Alkotaji et al.29 had hypothesised the importance of indomethacin in reducing cough and myalgia through its inhibitive action on bradykinin, and the mechanism and ill-effects of bradykinin are well documented. The theory proposed in this study explains the difference in symptomatic relief between the two groups.

We had hypothesised that early symptomatic relief is vital for recovery and prevents desaturation. However, 17 of the 20 patients who were desaturated in the paracetamol arm had fever beyond seven days, and eleven had cough beyond seven days. None in the indomethacin arm was desaturated. This was also reflected in the fourteenth-day state of the patients.

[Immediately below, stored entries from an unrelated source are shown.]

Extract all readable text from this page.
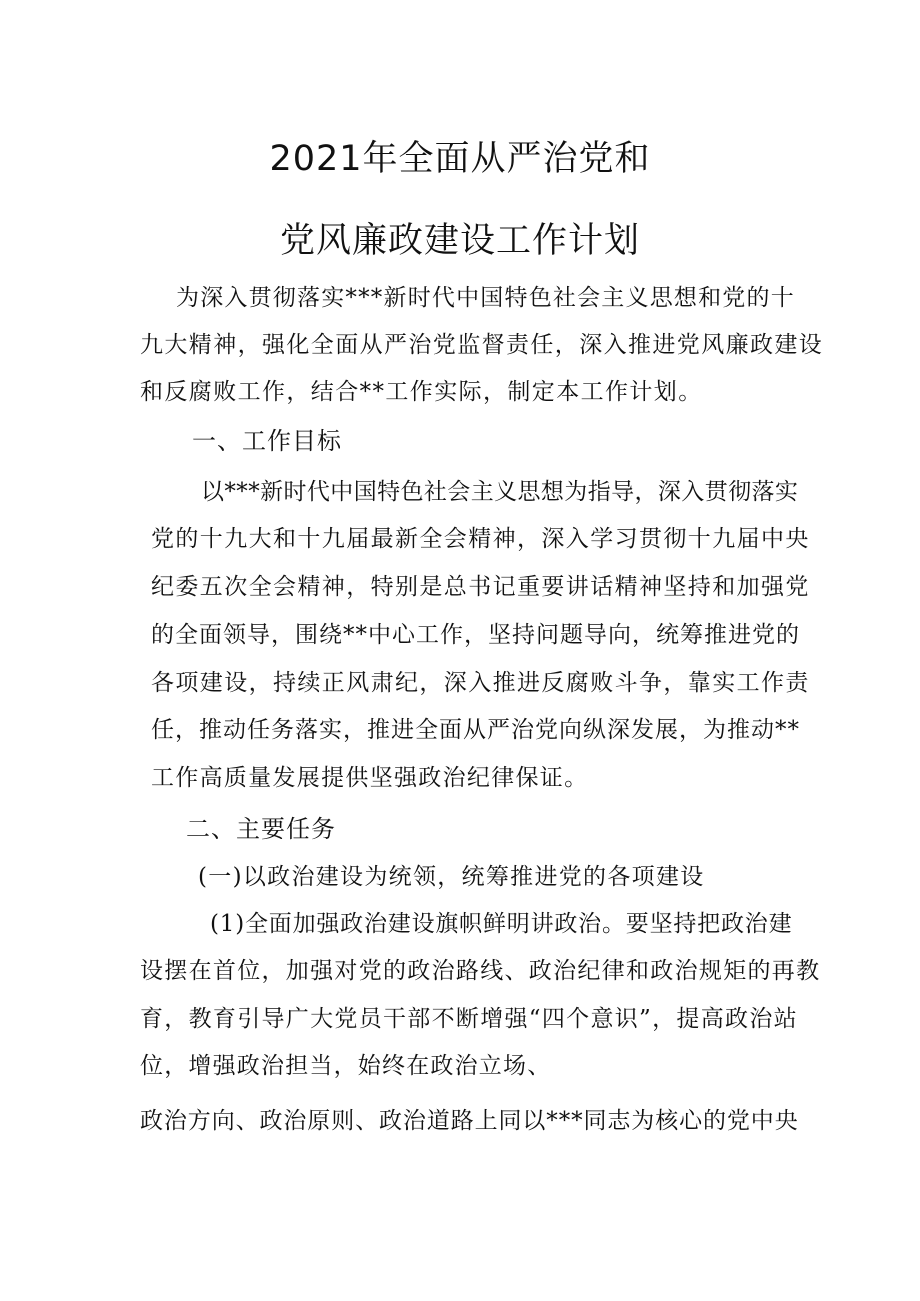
2021年全面从严治党和
党风廉政建设工作计划
为深入贯彻落实***新时代中国特色社会主义思想和党的十
九大精神，强化全面从严治党监督责任，深入推进党风廉政建设
和反腐败工作，结合**工作实际，制定本工作计划。
一、工作目标
以***新时代中国特色社会主义思想为指导，深入贯彻落实
党的十九大和十九届最新全会精神，深入学习贯彻十九届中央
纪委五次全会精神，特别是总书记重要讲话精神坚持和加强党
的全面领导，围绕**中心工作，坚持问题导向，统筹推进党的
各项建设，持续正风肃纪，深入推进反腐败斗争，靠实工作责
任，推动任务落实，推进全面从严治党向纵深发展，为推动**
工作高质量发展提供坚强政治纪律保证。
二、主要任务
(一)以政治建设为统领，统筹推进党的各项建设
(1)全面加强政治建设旗帜鲜明讲政治。要坚持把政治建
设摆在首位，加强对党的政治路线、政治纪律和政治规矩的再教
育，教育引导广大党员干部不断增强“四个意识”，提高政治站
位，增强政治担当，始终在政治立场、
政治方向、政治原则、政治道路上同以***同志为核心的党中央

The viral load reduction was better for indomethacin. However, the difference was not significant. Therefore, seven days may be too early for an RT-PCR test.

Limitation of the study

The limitation of the study is that indomethacin was administered with standard care and not as a stand-alone treatment. With this result, indomethacin may be tried as a stand-alone treatment. In addition, this is not a double-blinded study. The trial involved only hospitalized patients and not under home isolation.

Conclusions

Indomethacin use alongside standard treatment protocol in hospitalised covid-19 patients was associated with significant symptomatic relief and improved oxygen saturation level. Twenty of the 107 patients were desaturated in the paracetamol group, while out of 103 patients none in the indomethacin group was desaturated. The median days for the patients in the indomethacin group to become afebrile was three, while for those in the paracetamol group was seven days. The median days for the resolution of cough and myalgia for the indomethacin group was four days, while it was seven days for the paracetamol group.

We did not observe any adverse effects.

Supplementary data

Anonymised patient data are given in supplementary data file 1. If further data is required, please contact the corresponding author.